Eurogamer meets Gemma and Tim • Page 2

Stars of Red Alert 3 speak out, with video.

Eurogamer: Obviously, Red Alert 3 is likely to be your legacy, the work you're best remembered for...

Tim Curry: I expect so.

Eurogamer: But previously you've been best known for your performance in The Rocky Horror Picture Show, which is still hugely popular more than 30 years on. Are you tired of talking about it yet?

Tim Curry: No. I accepted a long time ago that I'd be talking about it probably for the rest of my life, because it is an extraordinary phenomenon. It's the longest-running movie ever. That's a very weird legacy, but I'm really proud of it. I mean, it was my first film. Who knew?

Eurogamer: What for you has been the best role of your career, the one you're most proud of or just enjoyed doing the most?

Tim Curry: Well, there are a few. Mozart in Amadeus, which I opened on Broadway, and The Pirates of Penzance, which I did in Drury Lane. I loved doing Spamalot. And Frank N. Furter was a pretty powerful character to play.

Eurogamer: Personally, I'm a big fan of the butler in Clue...

Tim Curry: I love Clue. The strange thing is, the same people who do the live action Rocky Horror in front of the screen have now started doing Clue. It started in Los Angeles and apparently it's beginning to spread.

Another favourite was It, the Stephen King mini-series where I played this insane, murderous clown from outer space. That was pretty fun.

Eurogamer: Again, a lot of method research involved there, I'd imagine...

Tim Curry: A lot of method research. I did a lot of terrifying children.


Eurogamer: You've played quite a lot of villains in your time, and it does seem a lot of the baddies in Hollywood movies are played by British actors. Why do you think that is?

Tim Curry: I think it goes back to black hat and white hat in the old cowboy movies. I had a very interesting dinner one night with Billy Wilder, Helmut Newton and the guy who directed Mad Max, George Miller, and we were all having this Chinese dinner next to the Chateau Marmont. Oh, and David Hockney was there too. It was one of those extraordinary evenings you can only have in LA. I was an also-ran, mind you.

Billy Wilder said he thought Hollywood had gone downhill. When he started making movies, he and the rest of Hollywood relied a great deal on European actors. He said that now they were just brought in to play dazzling villains, then sent home.

I thought that was very interesting. It's true, and you have to be very careful you don't just play villains, because you can get horribly stuck.

Eurogamer: How do you think videogames and movies compare in terms of artistic value? There's a lot of debate about whether games are an art form; people like Roger Ebert have said they could never be considered as such. Having been involved in both, what's your opinion?

Tim Curry: Oh, I think they're definitely an art form. And they're moving forward all the time, because they're hugely successful - I don't know what the budget for Red Alert 3 was, but it must have been pretty thorough.

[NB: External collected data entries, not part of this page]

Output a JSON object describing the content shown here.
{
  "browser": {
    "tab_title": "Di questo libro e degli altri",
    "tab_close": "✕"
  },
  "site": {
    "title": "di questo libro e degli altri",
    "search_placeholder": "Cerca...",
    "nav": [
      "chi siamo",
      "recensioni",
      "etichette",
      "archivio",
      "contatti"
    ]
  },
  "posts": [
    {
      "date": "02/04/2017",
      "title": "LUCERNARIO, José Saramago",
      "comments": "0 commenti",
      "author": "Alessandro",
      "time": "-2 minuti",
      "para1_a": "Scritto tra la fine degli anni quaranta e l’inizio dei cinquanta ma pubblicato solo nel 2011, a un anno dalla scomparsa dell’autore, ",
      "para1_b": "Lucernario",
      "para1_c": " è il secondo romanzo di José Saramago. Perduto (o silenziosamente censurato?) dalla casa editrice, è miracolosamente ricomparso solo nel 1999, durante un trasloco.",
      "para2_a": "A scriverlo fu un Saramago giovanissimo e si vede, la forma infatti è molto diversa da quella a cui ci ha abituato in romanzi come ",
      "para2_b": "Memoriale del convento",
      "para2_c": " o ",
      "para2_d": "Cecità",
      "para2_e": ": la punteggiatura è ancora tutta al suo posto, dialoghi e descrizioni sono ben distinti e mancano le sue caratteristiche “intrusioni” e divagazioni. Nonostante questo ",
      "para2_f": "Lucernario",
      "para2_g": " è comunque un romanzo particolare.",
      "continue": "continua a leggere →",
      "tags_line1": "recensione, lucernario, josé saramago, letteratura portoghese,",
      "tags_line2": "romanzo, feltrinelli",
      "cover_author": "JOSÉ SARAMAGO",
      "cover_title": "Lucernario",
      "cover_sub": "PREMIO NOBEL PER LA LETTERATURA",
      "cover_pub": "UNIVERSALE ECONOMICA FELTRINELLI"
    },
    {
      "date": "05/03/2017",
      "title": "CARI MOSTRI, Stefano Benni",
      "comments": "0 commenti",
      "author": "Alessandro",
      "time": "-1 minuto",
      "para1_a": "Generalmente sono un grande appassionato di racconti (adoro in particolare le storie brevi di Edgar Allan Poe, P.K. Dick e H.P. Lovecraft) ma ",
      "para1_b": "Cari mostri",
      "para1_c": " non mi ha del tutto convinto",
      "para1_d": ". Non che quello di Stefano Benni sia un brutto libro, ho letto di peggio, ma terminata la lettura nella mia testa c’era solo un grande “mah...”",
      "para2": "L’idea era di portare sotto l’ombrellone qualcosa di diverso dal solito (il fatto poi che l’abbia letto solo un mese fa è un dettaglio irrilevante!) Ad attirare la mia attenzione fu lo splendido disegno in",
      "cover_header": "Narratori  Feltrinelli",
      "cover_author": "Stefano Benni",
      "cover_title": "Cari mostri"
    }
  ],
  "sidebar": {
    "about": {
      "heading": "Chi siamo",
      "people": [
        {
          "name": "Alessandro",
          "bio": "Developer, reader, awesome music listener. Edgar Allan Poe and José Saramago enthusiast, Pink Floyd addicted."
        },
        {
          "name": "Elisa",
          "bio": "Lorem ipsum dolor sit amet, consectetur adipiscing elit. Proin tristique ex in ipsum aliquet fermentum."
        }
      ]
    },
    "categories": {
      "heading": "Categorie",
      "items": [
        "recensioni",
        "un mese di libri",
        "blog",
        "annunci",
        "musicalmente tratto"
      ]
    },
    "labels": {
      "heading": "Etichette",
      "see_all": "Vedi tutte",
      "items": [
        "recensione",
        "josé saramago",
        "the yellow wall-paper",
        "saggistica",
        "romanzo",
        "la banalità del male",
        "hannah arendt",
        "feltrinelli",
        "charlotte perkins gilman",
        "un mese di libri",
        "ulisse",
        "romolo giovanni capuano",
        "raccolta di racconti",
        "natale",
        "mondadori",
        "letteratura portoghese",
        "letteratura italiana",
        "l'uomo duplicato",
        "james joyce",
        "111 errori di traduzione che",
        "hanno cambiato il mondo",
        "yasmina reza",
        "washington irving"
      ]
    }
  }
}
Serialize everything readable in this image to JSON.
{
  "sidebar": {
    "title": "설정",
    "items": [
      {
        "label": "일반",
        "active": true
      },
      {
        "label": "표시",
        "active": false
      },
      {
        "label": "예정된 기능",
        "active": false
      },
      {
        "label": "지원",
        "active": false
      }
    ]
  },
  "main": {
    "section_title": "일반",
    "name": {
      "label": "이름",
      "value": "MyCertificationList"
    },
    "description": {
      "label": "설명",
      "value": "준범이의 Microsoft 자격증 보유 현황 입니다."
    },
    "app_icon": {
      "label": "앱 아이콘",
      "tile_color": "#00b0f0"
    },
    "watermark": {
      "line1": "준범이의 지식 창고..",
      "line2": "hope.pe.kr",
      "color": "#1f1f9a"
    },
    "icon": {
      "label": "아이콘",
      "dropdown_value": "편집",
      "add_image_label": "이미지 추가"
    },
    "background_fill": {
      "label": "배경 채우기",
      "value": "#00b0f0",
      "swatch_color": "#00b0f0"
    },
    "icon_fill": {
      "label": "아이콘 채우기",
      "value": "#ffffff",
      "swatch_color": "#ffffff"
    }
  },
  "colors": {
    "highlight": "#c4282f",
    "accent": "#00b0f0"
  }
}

If you think how long it took movies to develop, I think videogames are developing enormously. But I they're still essentially popcorn, and that's why they're fun. I don't know that videogames are ever going to be, you know, Schindler's List. Nor would anyone want them to be, I should think.

Eurogamer: I'm not sure that would make for a great Saturday night in.

Tim Curry: Well, exactly. I don't really see a future for Holocaust: The Videogame.

Eurogamer: What about Rocky Horror Picture Show: The Videogame? Is that something you'd like to be involved with?

Tim Curry: Oh, you know, I'm 103 now. It would be very silly for me to be doing it. They're actually remaking it for MTV, and I wish them... [Pause]

Eurogamer: ...Luck?

Tim Curry: Well... [Naughty giggle that turns into a cackle and finishes up a big, deep, trademark Tim Curry laugh]... Pause.

Red Alert 3: Command & Conquer is out now on PC, with the Xbox 360 version to follow on 14th November.